Investigators will analyze blood samples for two types of antibodies, anti-SARS-CoV-2 S protein IgG and IgM, using an ELISA (enzyme-linked immunosorbent assay) developed by researchers at NIAID and NIBIB. Sadtler gave a reason on twitter as to why they have chosen to use an ELISA over the quick test kits, noting that “reliability and ability to use a variety of controls, test, and re-test.”

In blood samples found to contain antibodies against SARS-CoV-2, researchers may perform additional tests to evaluate the volunteers’ immune responses to the virus. These data may provide insight as to why these cases were less severe than those that lead to hospitalization.

“This study will give us a clearer picture of the true magnitude of the COVID-19 pandemic in the United States by telling us how many people in different communities have been infected without knowing it because they had a very mild, undocumented illness or did not access testing while they were sick,” said Anthony S. Fauci, MD, NIAID director. “These crucial data will help us measure the impact of our public health efforts now and guide our COVID-19 response moving forward.”

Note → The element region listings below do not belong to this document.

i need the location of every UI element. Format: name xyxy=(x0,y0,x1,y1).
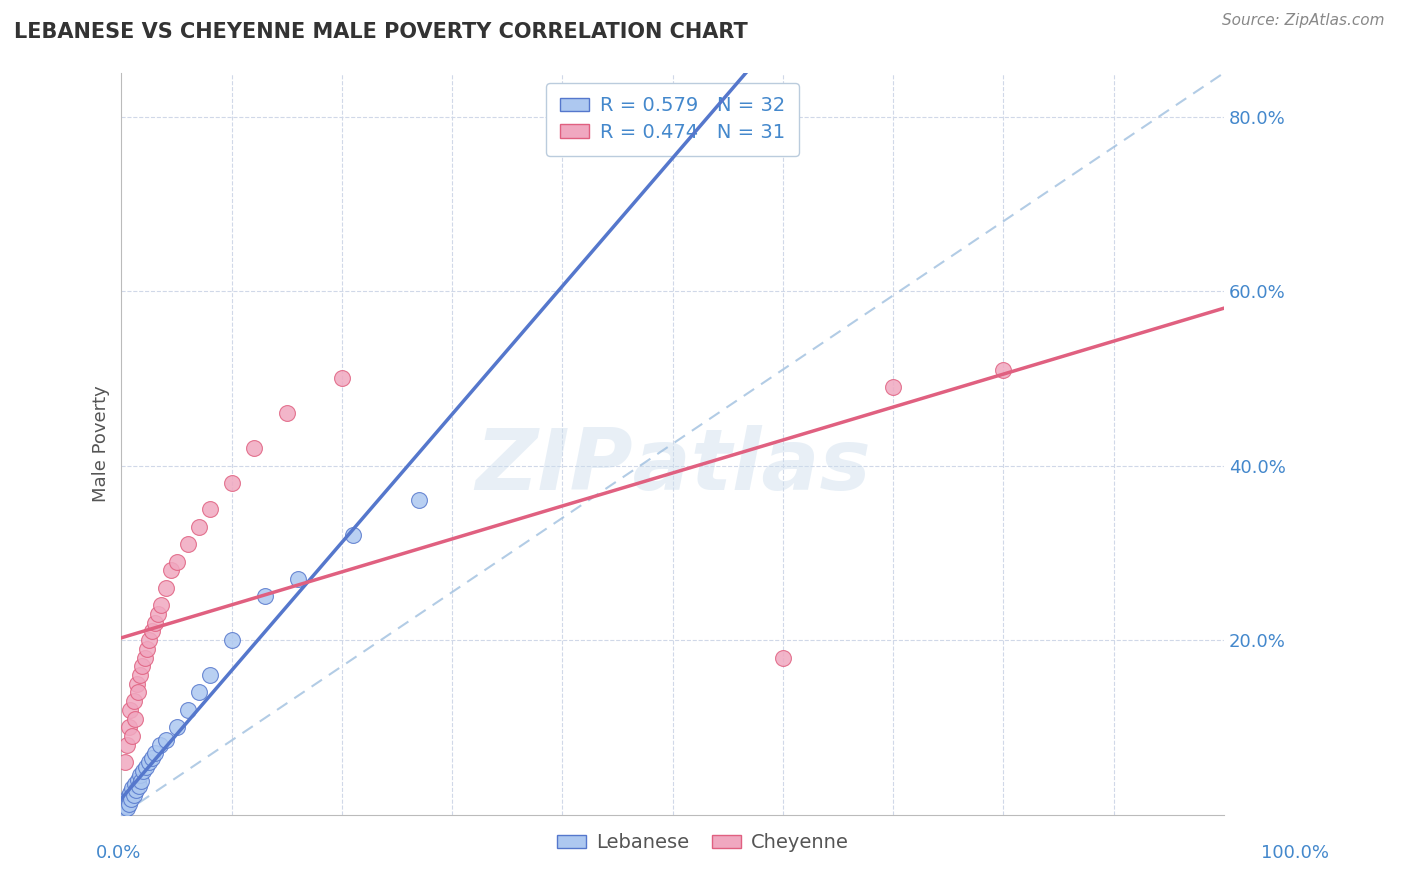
Legend: R = 0.579   N = 32, R = 0.474   N = 31: R = 0.579 N = 32, R = 0.474 N = 31 xyxy=(546,83,799,156)
Point xyxy=(134,650,156,665)
Point xyxy=(131,659,153,673)
Point xyxy=(124,712,146,726)
Point xyxy=(150,598,173,612)
Point xyxy=(149,738,172,752)
Text: Source: ZipAtlas.com: Source: ZipAtlas.com xyxy=(1222,13,1385,29)
Point xyxy=(122,789,145,803)
Point xyxy=(155,733,177,747)
Point xyxy=(132,764,155,778)
Point xyxy=(120,792,142,806)
Point xyxy=(882,380,904,394)
Point xyxy=(138,633,160,648)
Point xyxy=(125,783,148,797)
Point xyxy=(121,781,143,796)
Point xyxy=(993,362,1015,376)
Point xyxy=(143,615,166,630)
Point xyxy=(112,803,135,817)
Point xyxy=(198,668,221,682)
Legend: Lebanese, Cheyenne: Lebanese, Cheyenne xyxy=(550,825,856,860)
Point xyxy=(135,641,157,656)
Point xyxy=(122,694,145,708)
Point xyxy=(187,685,209,699)
Point xyxy=(141,624,163,639)
Point xyxy=(127,685,149,699)
Point xyxy=(187,519,209,533)
Point xyxy=(342,528,364,542)
Text: ZIP​atlas: ZIP​atlas xyxy=(475,425,870,508)
Point xyxy=(135,759,157,773)
Point xyxy=(221,633,243,648)
Point xyxy=(330,371,353,385)
Point xyxy=(120,703,142,717)
Point xyxy=(176,703,198,717)
Point xyxy=(125,676,148,690)
Point xyxy=(129,768,152,782)
Point xyxy=(129,668,152,682)
Point xyxy=(124,777,146,791)
Point xyxy=(115,738,138,752)
Point xyxy=(117,790,139,805)
Y-axis label: Male Poverty: Male Poverty xyxy=(93,385,110,502)
Point xyxy=(121,729,143,743)
Point xyxy=(114,755,136,769)
Point xyxy=(160,563,183,577)
Point xyxy=(129,774,152,789)
Point xyxy=(115,800,138,814)
Point xyxy=(198,502,221,516)
Point xyxy=(176,537,198,551)
Text: 100.0%: 100.0% xyxy=(1261,844,1329,862)
Point xyxy=(141,751,163,765)
Point xyxy=(253,590,276,604)
Point xyxy=(115,795,138,809)
Point xyxy=(146,607,169,621)
Point xyxy=(408,493,430,508)
Point xyxy=(138,755,160,769)
Point xyxy=(166,555,188,569)
Point xyxy=(276,406,298,420)
Point xyxy=(128,779,150,793)
Point xyxy=(114,798,136,813)
Point xyxy=(772,650,794,665)
Text: LEBANESE VS CHEYENNE MALE POVERTY CORRELATION CHART: LEBANESE VS CHEYENNE MALE POVERTY CORREL… xyxy=(14,22,748,42)
Point xyxy=(118,720,141,734)
Point xyxy=(127,772,149,787)
Text: 0.0%: 0.0% xyxy=(96,844,141,862)
Point xyxy=(143,747,166,761)
Point xyxy=(120,786,142,800)
Point xyxy=(287,572,309,586)
Point xyxy=(166,720,188,734)
Point xyxy=(221,476,243,491)
Point xyxy=(155,581,177,595)
Point xyxy=(242,441,264,455)
Point xyxy=(118,797,141,811)
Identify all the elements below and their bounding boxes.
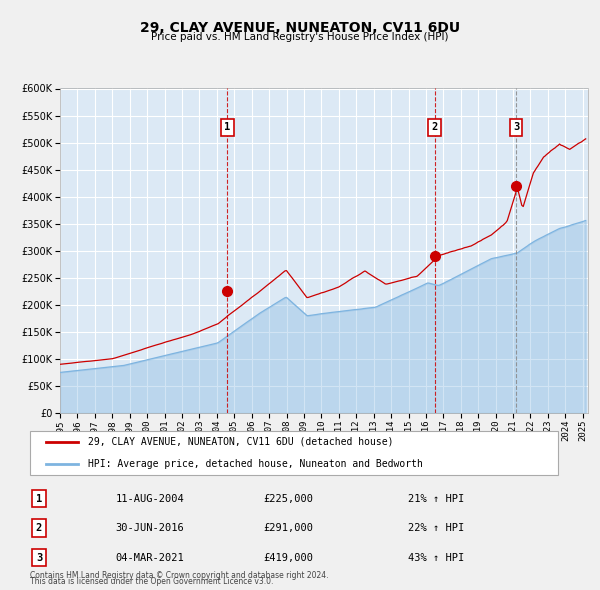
Text: 1: 1: [36, 494, 42, 503]
Text: Price paid vs. HM Land Registry's House Price Index (HPI): Price paid vs. HM Land Registry's House …: [151, 32, 449, 42]
Text: 21% ↑ HPI: 21% ↑ HPI: [408, 494, 464, 503]
Text: HPI: Average price, detached house, Nuneaton and Bedworth: HPI: Average price, detached house, Nune…: [88, 459, 423, 469]
Text: £225,000: £225,000: [263, 494, 313, 503]
Text: £419,000: £419,000: [263, 553, 313, 562]
Text: 11-AUG-2004: 11-AUG-2004: [116, 494, 184, 503]
Text: 29, CLAY AVENUE, NUNEATON, CV11 6DU: 29, CLAY AVENUE, NUNEATON, CV11 6DU: [140, 21, 460, 35]
Text: 1: 1: [224, 123, 230, 132]
Text: 2: 2: [36, 523, 42, 533]
Text: Contains HM Land Registry data © Crown copyright and database right 2024.: Contains HM Land Registry data © Crown c…: [30, 571, 329, 580]
Text: 3: 3: [513, 123, 519, 132]
Text: 3: 3: [36, 553, 42, 562]
FancyBboxPatch shape: [30, 431, 558, 475]
Text: This data is licensed under the Open Government Licence v3.0.: This data is licensed under the Open Gov…: [30, 578, 274, 586]
Text: 2: 2: [431, 123, 438, 132]
Text: 30-JUN-2016: 30-JUN-2016: [116, 523, 184, 533]
Text: 22% ↑ HPI: 22% ↑ HPI: [408, 523, 464, 533]
Text: £291,000: £291,000: [263, 523, 313, 533]
Text: 04-MAR-2021: 04-MAR-2021: [116, 553, 184, 562]
Text: 29, CLAY AVENUE, NUNEATON, CV11 6DU (detached house): 29, CLAY AVENUE, NUNEATON, CV11 6DU (det…: [88, 437, 394, 447]
Text: 43% ↑ HPI: 43% ↑ HPI: [408, 553, 464, 562]
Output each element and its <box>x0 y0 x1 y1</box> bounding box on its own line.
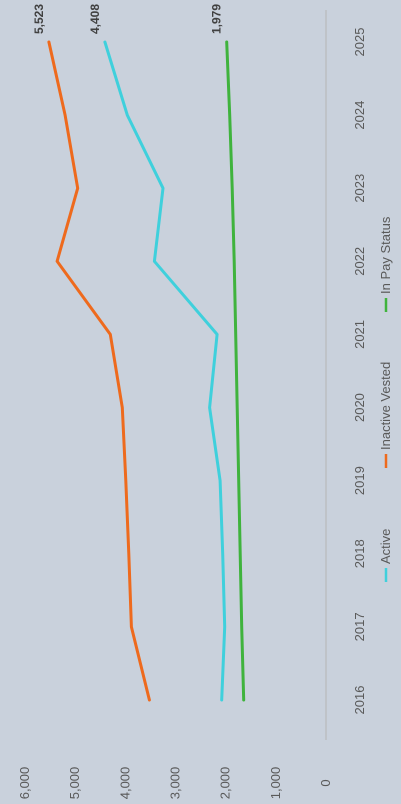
category-tick-label: 2017 <box>352 612 367 641</box>
series-lines <box>47 40 246 702</box>
data-label: 4,408 <box>88 4 102 34</box>
category-tick-label: 2016 <box>352 686 367 715</box>
series-line <box>47 40 151 702</box>
category-tick-label: 2022 <box>352 247 367 276</box>
data-label: 1,979 <box>210 4 224 34</box>
category-tick-label: 2025 <box>352 28 367 57</box>
value-tick-label: 3,000 <box>168 767 183 800</box>
category-tick-label: 2024 <box>352 101 367 130</box>
value-tick-label: 0 <box>318 779 333 786</box>
category-tick-label: 2021 <box>352 320 367 349</box>
legend-label: In Pay Status <box>378 216 393 294</box>
legend-label: Active <box>378 529 393 564</box>
legend-label: Inactive Vested <box>378 362 393 450</box>
category-tick-label: 2018 <box>352 539 367 568</box>
data-label: 5,523 <box>32 4 46 34</box>
value-axis-ticks: 0 1,000 2,000 3,000 4,000 5,000 6,000 <box>17 767 333 800</box>
value-tick-label: 4,000 <box>117 767 132 800</box>
category-tick-label: 2019 <box>352 466 367 495</box>
category-tick-label: 2023 <box>352 174 367 203</box>
value-tick-label: 5,000 <box>67 767 82 800</box>
series-line <box>103 40 227 702</box>
legend: Active Inactive Vested In Pay Status <box>378 216 393 582</box>
category-axis-ticks: 2016 2017 2018 2019 2020 2021 2022 2023 2024 2025 <box>352 28 367 715</box>
value-tick-label: 1,000 <box>268 767 283 800</box>
value-tick-label: 6,000 <box>17 767 32 800</box>
category-tick-label: 2020 <box>352 393 367 422</box>
series-line <box>225 40 246 702</box>
value-tick-label: 2,000 <box>218 767 233 800</box>
data-labels: 5,523 4,408 1,979 <box>32 4 224 34</box>
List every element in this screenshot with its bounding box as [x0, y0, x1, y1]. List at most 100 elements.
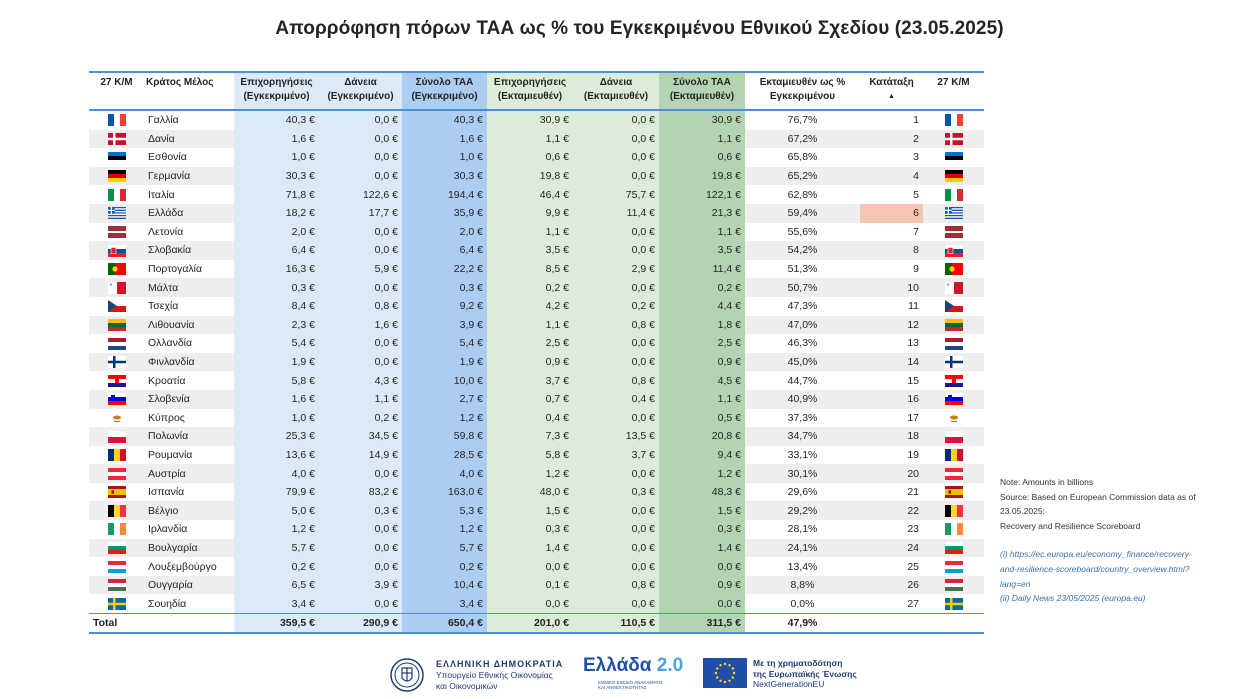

Healthy volunteers over the age of 18 from anywhere in the United States can participate and will be asked to consent to enrollment over the telephone.

After enrollment, study participants will attend a virtual clinic visit, complete a health assessment questionnaire and provide basic demographic information—including race, ethnicity, sex, age, and occupation—before submitting samples in one of two ways. Participants working at the NIH Bethesda campus will have blood drawn at the NIH Clinical Center. Other volunteers will participate in at-home blood sampling. Neoteryx, a medical device firm based in Torrance, CA, will supply at-home blood collection kits. Researchers will ship each study participant a Mitra® Home Blood Collection Kit and provide detailed instructions on collecting a microsample of blood and mailing it back for future analysis in the laboratory.

“Researchers have considerable experience using these at-home blood collection kits to track the spread of other infectious diseases like influenza, and this method is safe, effective, and easy-to-use,” said Sadtler. “With a small finger-pick, volunteers can help scientists fight COVID-19 from their homes.”